Ce qui convainc pleinement dans Drive My Car tient ainsi à la convergence quelque part idéale entre l’évolution du scénario et les fluctuations, parfois très fines, de la mise en scène. Si la parole a toujours été importante dans le cinéma de Hamaguchi (depuis le très bavard Passion), elle se dépouille par exemple ici au fil des séquences. Elle se fait moins envahissante, plus occasionnelle (un dernier cri de douleur en haut d’une colline enneigée), voire laisse en dernière instance la place à une autre forme de langage : la langue des signes, lors d’une scène silencieuse de représentation théâtrale où une actrice muette récite Tchekhov avec ses mains.

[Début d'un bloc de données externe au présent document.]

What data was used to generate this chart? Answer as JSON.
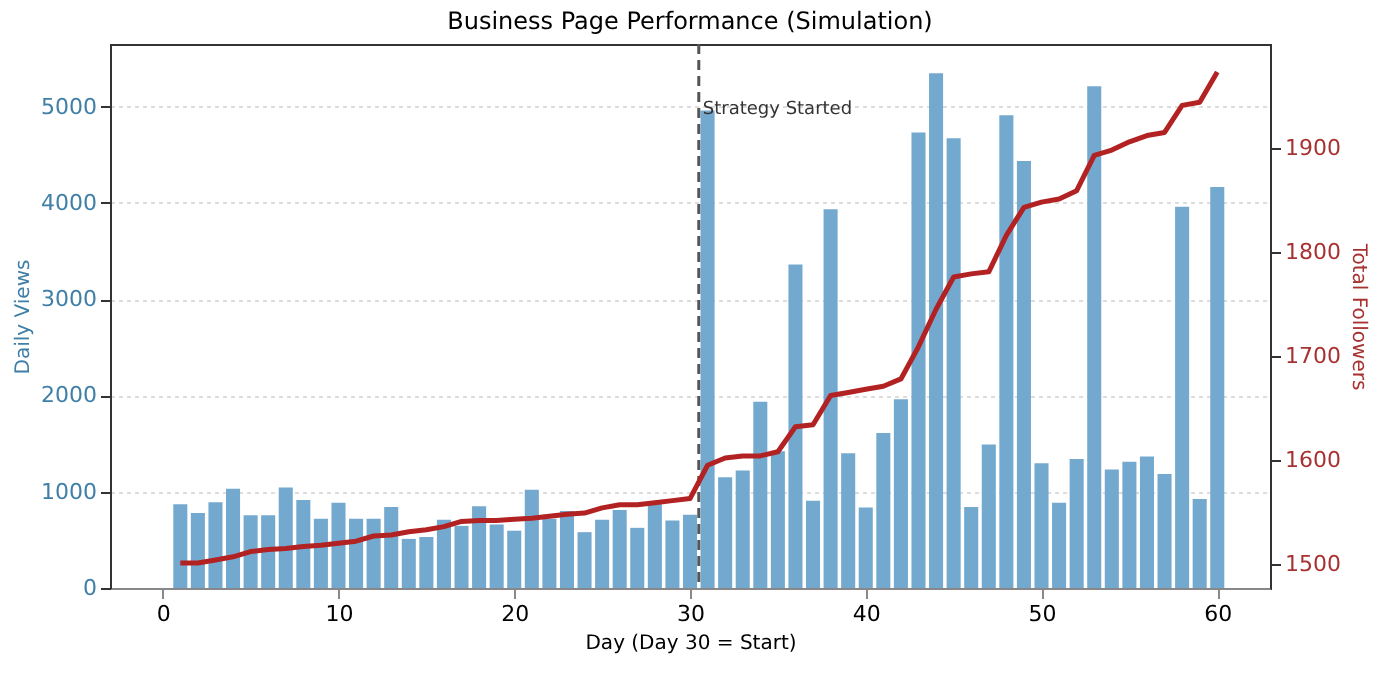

C’est ici le corps qui « parle », en réponse à la voix sans corps qui caractérise le personnage fantomatique d’Oto, dont le kanji signifie littéralement « son ». Une logique de décalage entre ce qui est s’écoute et ce qui se voit, et par extension entre les mots et la mise en scène, que Hamaguchi détaille en exposant sa propre méthode de travail lors de nombreuses sessions de lectures, où Yusuke demande à sa troupe d’acteurs parlant différentes langues de lire et d’écouter le texte sans le jouer, pour ensuite peu à peu réunir la voix et le corps. Cette trajectoire résonne avec celle, bouleversante, de Yusuke, qui finira par faire le deuil de sa compagne en acceptant le silence laissé par son absence. Autant dire que Drive My Car, peut-être le film le plus riche et le plus abouti de son auteur, s’affirme comme l’une des œuvres les plus marquantes de ce début de festival.